Ma nel frattempo si prevede comunque che la popolazione dell’Africa sub-sahariana triplicherà nel corso del secolo, per via anche di fattori come il calo della mortalità. Il Nord Africa e il Medio Oriente sono l’unica altra regione che prevede una popolazione più ampia nel 2100 rispetto al 2017. Ovviamente si tratta di previsioni, sensibili a cambiamenti enormi sollecitati da modifiche nei fattori in gioco. Per esempio, anche lievi cambiamenti nel tasso di fecondità totale (Tfr) si traducono in grandi differenze nelle dimensioni della popolazione nei Paesi al di sotto del livello di sostituzione: se il Tfr cresce di appena 0,1 nascite per donna, ciò equivale a circa 500 milioni di persone in più sul pianeta nel 2100.

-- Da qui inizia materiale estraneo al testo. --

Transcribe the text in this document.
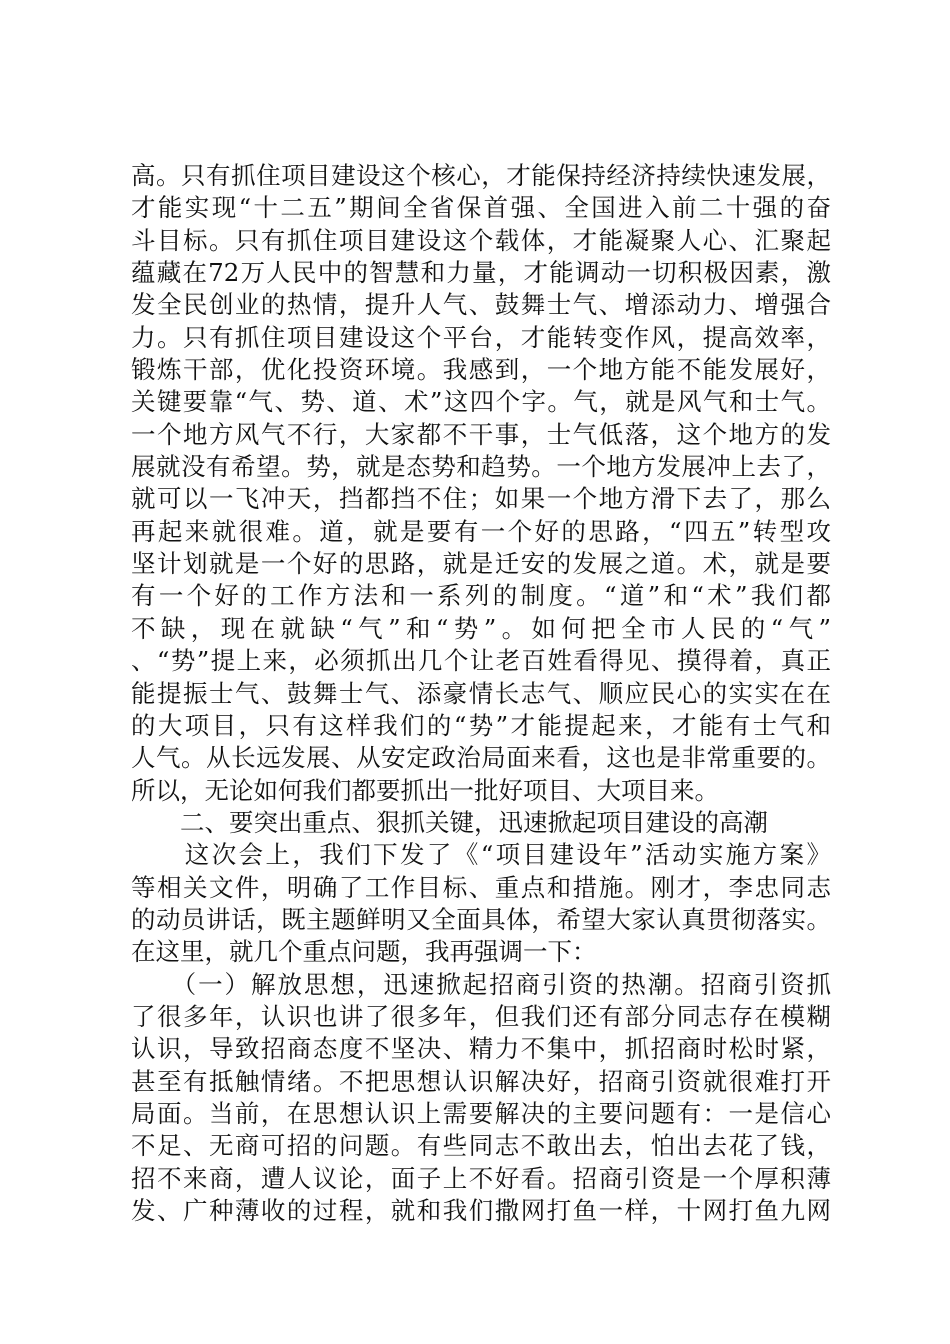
高。只有抓住项目建设这个核心，才能保持经济持续快速发展，
才能实现“十二五”期间全省保首强、全国进入前二十强的奋
斗目标。只有抓住项目建设这个载体，才能凝聚人心、汇聚起
蕴藏在72万人民中的智慧和力量，才能调动一切积极因素，激
发全民创业的热情，提升人气、鼓舞士气、增添动力、增强合
力。只有抓住项目建设这个平台，才能转变作风，提高效率，
锻炼干部，优化投资环境。我感到，一个地方能不能发展好，
关键要靠“气、势、道、术”这四个字。气，就是风气和士气。
一个地方风气不行，大家都不干事，士气低落，这个地方的发
展就没有希望。势，就是态势和趋势。一个地方发展冲上去了，
就可以一飞冲天，挡都挡不住；如果一个地方滑下去了，那么
再起来就很难。道，就是要有一个好的思路，“四五”转型攻
坚计划就是一个好的思路，就是迁安的发展之道。术，就是要
有一个好的工作方法和一系列的制度。“道”和“术”我们都
不缺，现在就缺“气”和“势”。如何把全市人民的“气”
、“势”提上来，必须抓出几个让老百姓看得见、摸得着，真正
能提振士气、鼓舞士气、添豪情长志气、顺应民心的实实在在
的大项目，只有这样我们的“势”才能提起来，才能有士气和
人气。从长远发展、从安定政治局面来看，这也是非常重要的。
所以，无论如何我们都要抓出一批好项目、大项目来。
　　二、要突出重点、狠抓关键，迅速掀起项目建设的高潮
　　这次会上，我们下发了《“项目建设年”活动实施方案》
等相关文件，明确了工作目标、重点和措施。刚才，李忠同志
的动员讲话，既主题鲜明又全面具体，希望大家认真贯彻落实。
在这里，就几个重点问题，我再强调一下：
　　（一）解放思想，迅速掀起招商引资的热潮。招商引资抓
了很多年，认识也讲了很多年，但我们还有部分同志存在模糊
认识，导致招商态度不坚决、精力不集中，抓招商时松时紧，
甚至有抵触情绪。不把思想认识解决好，招商引资就很难打开
局面。当前，在思想认识上需要解决的主要问题有：一是信心
不足、无商可招的问题。有些同志不敢出去，怕出去花了钱，
招不来商，遭人议论，面子上不好看。招商引资是一个厚积薄
发、广种薄收的过程，就和我们撒网打鱼一样，十网打鱼九网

Le politiche di immigrazione liberale “potrebbero aiutare a mantenere la dimensione della popolazione e la crescita economica anche se diminuisce la fertilità”. Ma gli autori avvertono che la risposta al declino della popolazione “non deve compromettere i progressi sulla libertà e sui diritti riproduttivi delle donne”. Previsioni demografiche “che – fanno notare gli esperti – contrastano con le proiezioni di ‘continua crescita globale’ da parte della Divisione Popolazione delle Nazioni Unite”. Questa “non è più la traiettoria più probabile per la popolazione mondiale”, afferma il direttore dell’Ihme, Christopher Murray, che ha guidato la ricerca. Lo scenario tratteggiato, ragionano gli autori, “mette in luce le enormi sfide poste da una forza lavoro in calo, dall’elevato carico per i sistemi sanitari e di sostegno sociale rappresentato da una popolazione che invecchia, e l’impatto sul potere globale legato ai cambiamenti nella popolazione mondiale”.

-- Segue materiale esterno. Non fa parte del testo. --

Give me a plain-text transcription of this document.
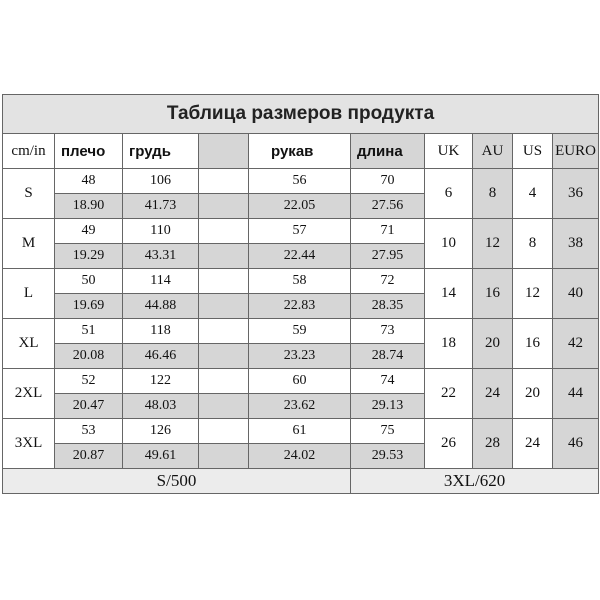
Таблица размеров продукта									
cm/in	плечо	грудь		рукав	длина	UK	AU	US	EURO
S	48	106		56	70	6	8	4	36
	18.90	41.73		22.05	27.56				
M	49	110		57	71	10	12	8	38
	19.29	43.31		22.44	27.95				
L	50	114		58	72	14	16	12	40
	19.69	44.88		22.83	28.35				
XL	51	118		59	73	18	20	16	42
	20.08	46.46		23.23	28.74				
2XL	52	122		60	74	22	24	20	44
	20.47	48.03		23.62	29.13				
3XL	53	126		61	75	26	28	24	46
	20.87	49.61		24.02	29.53				
S/500					3XL/620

Il nuovo studio prevede enormi cambiamenti anche nella struttura dell’età globale, con una stima di 2,37 miliardi di over 65 nel mondo nel 2100, rispetto a 1,7 miliardi di under 20. Gli over 80 supereranno gli under 5 con un rapporto di 2 a 1. Si prevede infatti che il numero di bambini di questa fascia d’età diminuirà del 41% (da 681 mln nel 2017 a 401 mln nel 2100), mentre si prevede che il numero di persone di età superiore a 80 anni aumenterà di 6 volte (da 141 a 866 milioni).

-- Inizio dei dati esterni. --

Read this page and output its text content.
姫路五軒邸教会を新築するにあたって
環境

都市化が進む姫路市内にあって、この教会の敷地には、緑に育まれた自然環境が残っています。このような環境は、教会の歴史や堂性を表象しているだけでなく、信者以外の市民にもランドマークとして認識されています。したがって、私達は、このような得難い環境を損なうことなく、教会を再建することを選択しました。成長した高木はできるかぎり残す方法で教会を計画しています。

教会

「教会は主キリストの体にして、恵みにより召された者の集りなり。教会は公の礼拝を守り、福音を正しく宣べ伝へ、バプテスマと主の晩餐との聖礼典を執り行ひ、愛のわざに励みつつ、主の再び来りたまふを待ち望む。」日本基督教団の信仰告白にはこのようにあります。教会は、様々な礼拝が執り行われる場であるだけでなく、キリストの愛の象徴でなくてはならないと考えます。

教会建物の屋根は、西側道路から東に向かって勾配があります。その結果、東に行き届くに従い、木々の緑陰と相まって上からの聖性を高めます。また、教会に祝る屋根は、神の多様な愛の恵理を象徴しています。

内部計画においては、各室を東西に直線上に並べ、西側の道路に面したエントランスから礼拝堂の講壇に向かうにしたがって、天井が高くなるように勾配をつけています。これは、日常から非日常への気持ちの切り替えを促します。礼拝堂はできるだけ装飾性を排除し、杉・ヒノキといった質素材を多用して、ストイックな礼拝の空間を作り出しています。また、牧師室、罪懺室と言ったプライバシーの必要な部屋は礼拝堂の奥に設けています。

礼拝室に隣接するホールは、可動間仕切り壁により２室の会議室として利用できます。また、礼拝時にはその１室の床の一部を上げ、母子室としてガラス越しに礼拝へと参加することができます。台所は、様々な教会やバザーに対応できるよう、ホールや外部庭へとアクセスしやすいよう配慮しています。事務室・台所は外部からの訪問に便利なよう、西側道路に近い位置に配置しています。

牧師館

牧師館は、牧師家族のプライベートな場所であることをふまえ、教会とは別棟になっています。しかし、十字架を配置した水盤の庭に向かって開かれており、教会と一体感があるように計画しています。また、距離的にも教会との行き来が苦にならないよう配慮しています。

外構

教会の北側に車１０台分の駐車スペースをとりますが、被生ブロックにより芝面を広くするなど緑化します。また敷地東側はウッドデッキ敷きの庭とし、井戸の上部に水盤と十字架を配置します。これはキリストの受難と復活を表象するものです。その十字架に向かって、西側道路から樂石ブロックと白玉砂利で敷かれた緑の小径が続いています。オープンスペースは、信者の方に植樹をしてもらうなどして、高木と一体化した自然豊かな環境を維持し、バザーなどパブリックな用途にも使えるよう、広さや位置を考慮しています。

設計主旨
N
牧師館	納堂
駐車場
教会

“Questo studio – osserva Murray – offre ai governi di tutti i Paesi l’opportunità di iniziare a ripensare le loro politiche in materia di migrazione, forza lavoro e sviluppo economico per affrontare le sfide poste dal cambiamento demografico”. “Il declino della popolazione può essere positivo per la riduzione delle emissioni di carbonio e il minore stress sul sistema alimentare – conclude Stein Emil Vollset, primo autore dell’articolo – Ma i nostri risultati suggeriscono che il calo del numero di soli adulti in età lavorativa ridurrà i tassi di crescita del Pil e potrebbe determinare importanti cambiamenti nel potere economico globale entro fine secolo. La risposta al declino della popolazione diventerà probabilmente una preoccupazione politica prioritaria in molte nazioni”.